Terrie's Job Tips -- Cost of Living in Tokyo 2008 - Part Four: Low Budget

Back in 1983 when I first came to Japan on a working holiday visa, I was a backpacker with the experience of having hitchhiked half way around the world (I never made it past Turkey, what with the Iranian crisis back then). So arriving in Japan I was determined to live as cheaply as possible and use the savings to pay for language lessons and travel. Now, 25 years later, I'm pleased to be able to report that backpackers arriving in Japan these days don't pay that much more than I was back then - although of course salaries haven't moved up that much either!

Low-budget living is not for families, and barely for traveling couples. If you're single, though, all you really need is a roof over your head, some nutritious meals, and some occasional social activity to give you a reason to be here in the first place. To provide a bit more realism, I also included some Japanese lessons, just in case you came back with a Japanese partner - a common event I find.

The biggest cost for most newly arrived travelers is finding reasonably priced lodgings. Luckily, what was a risky roll of the dice back in the eighties is now a reliable form of accommodation. I speak of the much-maligned "Gaijin House". These consist of an older style house in the suburbs that has been purchased by a company or individual landlord, and then shared between 4-6 people.

Older houses are preferred, as they have sufficient bedrooms and storage space to accommodate a larger number of people. My first gaijin house had 5 bedrooms, and 2 people shared each one, and during weekends, another 4-5 people would "crash" on the living room floor in their sleeping bags downstairs. The shower was a dirt floor unofficial addition to the back of the house, and the kitchen overflowed with people and uneaten food. I paid JPY50K a month for a room I shared with another backpacker.

These days the conditions are much better, and most places will offer you a clean individual room. If you're looking for a reliable landlord, and not coincidentally the biggest, take a look at www.sakura-house.com.

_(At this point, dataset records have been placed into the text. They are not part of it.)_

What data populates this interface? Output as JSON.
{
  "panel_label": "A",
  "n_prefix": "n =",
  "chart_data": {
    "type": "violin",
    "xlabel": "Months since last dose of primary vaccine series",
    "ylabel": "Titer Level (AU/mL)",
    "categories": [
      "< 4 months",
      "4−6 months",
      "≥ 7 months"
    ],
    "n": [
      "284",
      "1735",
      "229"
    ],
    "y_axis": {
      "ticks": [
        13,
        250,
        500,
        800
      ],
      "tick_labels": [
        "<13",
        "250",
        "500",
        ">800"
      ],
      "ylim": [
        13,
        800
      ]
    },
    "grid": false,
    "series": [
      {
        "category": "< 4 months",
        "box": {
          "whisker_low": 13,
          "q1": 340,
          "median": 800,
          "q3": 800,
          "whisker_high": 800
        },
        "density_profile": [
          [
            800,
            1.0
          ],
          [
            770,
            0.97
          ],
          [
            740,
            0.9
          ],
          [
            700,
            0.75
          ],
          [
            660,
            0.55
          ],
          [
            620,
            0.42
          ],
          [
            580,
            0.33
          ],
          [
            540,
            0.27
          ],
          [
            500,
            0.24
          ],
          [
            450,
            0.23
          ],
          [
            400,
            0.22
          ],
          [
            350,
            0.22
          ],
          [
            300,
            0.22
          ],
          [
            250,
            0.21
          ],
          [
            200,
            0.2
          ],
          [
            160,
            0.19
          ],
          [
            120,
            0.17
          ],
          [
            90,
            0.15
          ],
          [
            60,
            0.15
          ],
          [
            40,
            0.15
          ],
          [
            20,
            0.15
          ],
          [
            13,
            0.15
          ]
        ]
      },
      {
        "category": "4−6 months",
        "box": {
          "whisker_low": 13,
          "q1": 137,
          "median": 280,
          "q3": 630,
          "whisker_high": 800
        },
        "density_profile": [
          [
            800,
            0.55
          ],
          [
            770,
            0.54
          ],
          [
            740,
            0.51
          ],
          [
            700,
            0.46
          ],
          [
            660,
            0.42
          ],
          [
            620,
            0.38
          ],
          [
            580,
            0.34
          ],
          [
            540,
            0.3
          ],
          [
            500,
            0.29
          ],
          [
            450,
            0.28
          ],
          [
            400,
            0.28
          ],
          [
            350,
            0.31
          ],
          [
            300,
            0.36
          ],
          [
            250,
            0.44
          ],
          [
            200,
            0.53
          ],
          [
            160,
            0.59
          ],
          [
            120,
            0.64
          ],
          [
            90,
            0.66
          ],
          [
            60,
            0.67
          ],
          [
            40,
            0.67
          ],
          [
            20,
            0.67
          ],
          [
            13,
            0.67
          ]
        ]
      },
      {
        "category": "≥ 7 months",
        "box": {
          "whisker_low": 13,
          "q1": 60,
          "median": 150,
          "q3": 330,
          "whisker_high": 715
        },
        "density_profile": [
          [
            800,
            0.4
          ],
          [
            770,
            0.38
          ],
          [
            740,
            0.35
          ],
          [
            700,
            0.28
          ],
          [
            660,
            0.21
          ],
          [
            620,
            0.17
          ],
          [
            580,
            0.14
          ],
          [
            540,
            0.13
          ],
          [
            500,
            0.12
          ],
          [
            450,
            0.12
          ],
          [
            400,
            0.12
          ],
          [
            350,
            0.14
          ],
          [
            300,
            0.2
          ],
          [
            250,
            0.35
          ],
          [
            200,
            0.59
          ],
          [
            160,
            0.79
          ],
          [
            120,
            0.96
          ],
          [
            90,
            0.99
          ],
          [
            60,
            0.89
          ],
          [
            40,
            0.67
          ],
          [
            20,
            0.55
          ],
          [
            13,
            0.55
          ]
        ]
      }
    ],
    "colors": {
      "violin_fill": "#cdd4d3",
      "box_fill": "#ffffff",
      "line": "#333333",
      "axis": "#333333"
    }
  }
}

For some choice on pricing and locations, several other Gaijin Houses with widespread presence in Tokyo are Bamboo House (www.bamboo-house.com) and Tohto House (http://www.t-guesthouse.jp/). Rents for most gaijin houses vary according to distance from the city and whether you have your own room - i.e., they're predicated on the cost of real estate. Basically you can count on a single room costing around JPY70K-JPY90K if the location is within 30 minutes of town.

A. One-time costs:

1. Shopping bicycle - JPY20,000
2. Room deposit, around 6 tsubo (20 sq. m.), 30 minutes away from center of city - JPY70K-JPY90K
3. Basic furniture - supplied, but you may need to buy some bedding and kitchen gear - JPY50,000

B. Monthly:

1. Room rent, Shinjuku or Shibuya areas - JPY80K/month
2. Food for 1, few or no foreign items - JPY70K/month
3. Drinking money, go weekly with friends, tabehoudai - JPY20K/month
4. Japanese language school, 3 days a week - JPY50K/month
5. Misc. and travel (get a monthly travel pass before you come to Japan) - JPY50K/month
Total: JPY270K/month => JPY3,240,000 annually

Clearly if you're not going to do Japanese language lessons, nor socialize (I guess you could be studying Aikido in some aesthetic temple in the countryside?), then you could get the monthly bill down even further. However, I have constructed the JPY270K scenario on what people are likely to be doing if they're earning the basic minimum amount that Japanese immigration wants to see you on if you’re living in Japan as a long-term resident.